‘Goodnight Moon’: The Criticism Continues

August 6th, 2010  |  by  |  Published in Uncategorized  |  7 Comments

I’ve already said here that I think Goodnight Moon falls way short of its reputation. But my son picks it up nearly every night lately, demanding that it be read to him before sleeptime. Needless to say, we cave in.

Except that he doesn’t quite read it. As soon as we get to certain pages, he gets very agitated, and begins to point to the upper right-hand quadrant of the illustration. Why? Because the red balloon, emphasized in the book’s early pages, disappears. It’s missing from two of the color spreads in the center of the story. Then it comes back. In other words, this title has been in print for 60-plus years, and it has been read by millions of children, and my 17-month-old has just now flagged a major continuity error. (Though admittedly, he’s not the first.)

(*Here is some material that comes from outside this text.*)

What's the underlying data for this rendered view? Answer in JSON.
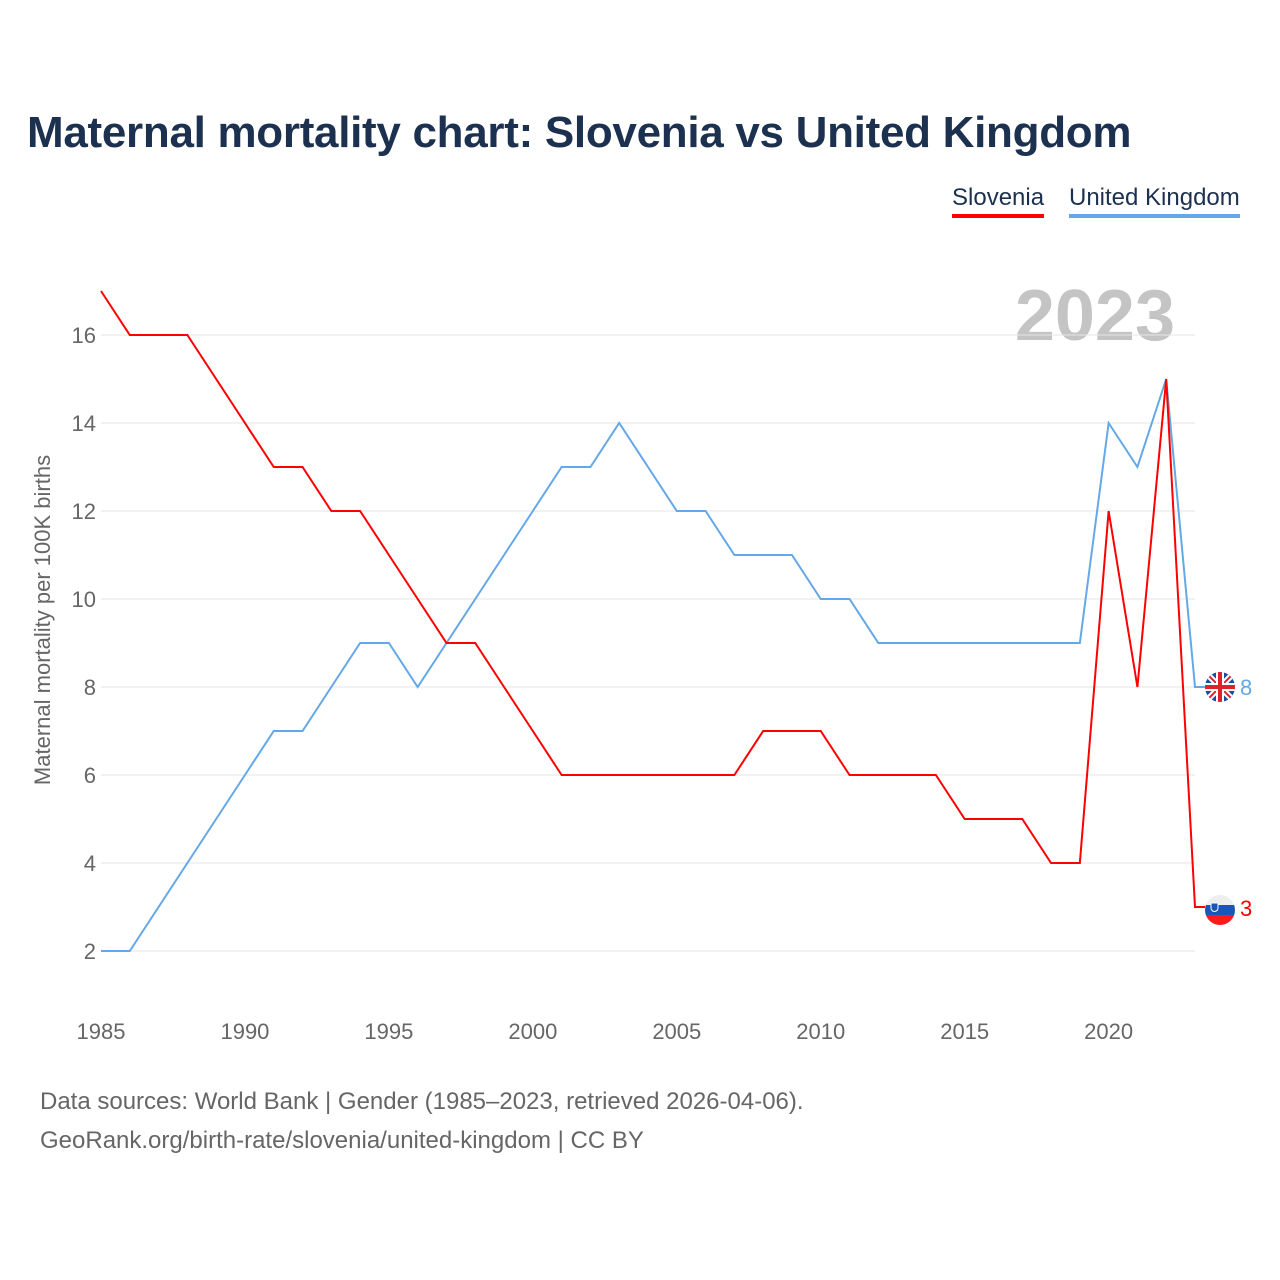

I’m so proud. And slightly frightened. The kid’s shaping up to be a copy editor, poor thing, and (as a former c.e. myself) I wouldn’t wish it on him.


Responses

  1. Distracted Daddy says:

    August 6th, 2010at 9:00 am(#)

    Wow. You’d think they would have caught that. Haven’t read that book to my daughter yet. But now all I’ll notice is that missing balloon.

  2. Gregor says:

    August 6th, 2010at 12:17 pm(#)

    In Where the Wild Things Are the moon goes from waning to full in one page turn (after ‘let the wild rumpus start!’) Have we uncovered a conspiracy?

  3. Christopher says:

    August 6th, 2010at 12:21 pm(#)

    Conspiracies, everywhere! Next up: “The Very Hungry Caterpillar on the Grassy Knoll.”

  4. Aaron says:

    August 6th, 2010at 8:24 pm(#)

    I read my eight year old daughter “Shut Up Moon”. She loves it.

  5. JasonS says:

    August 9th, 2010at 1:02 pm(#)

    “Goodnight nobody” still gives me chills.

  6. Ron says:

    August 9th, 2010at 5:44 pm(#)

    I disliked it at first – then realized that it guides both the reader and the audience into the disjointed consciousness we all experience right before sleep. It does this freakishly well. I now see it as a success on all levels (including the missing balloon – which just follows suit perfectly with other visual incongruosity, like disappearing picture frames and objects).

    If you want to hate a popular board book – set your sights on Guess How Much I Love You, wherein the adult dashes it’s child’s attempts to express itself. The much larger rabbit employs bullyish one upmanship until the tike collapses, defeated and exhausted. WTF?!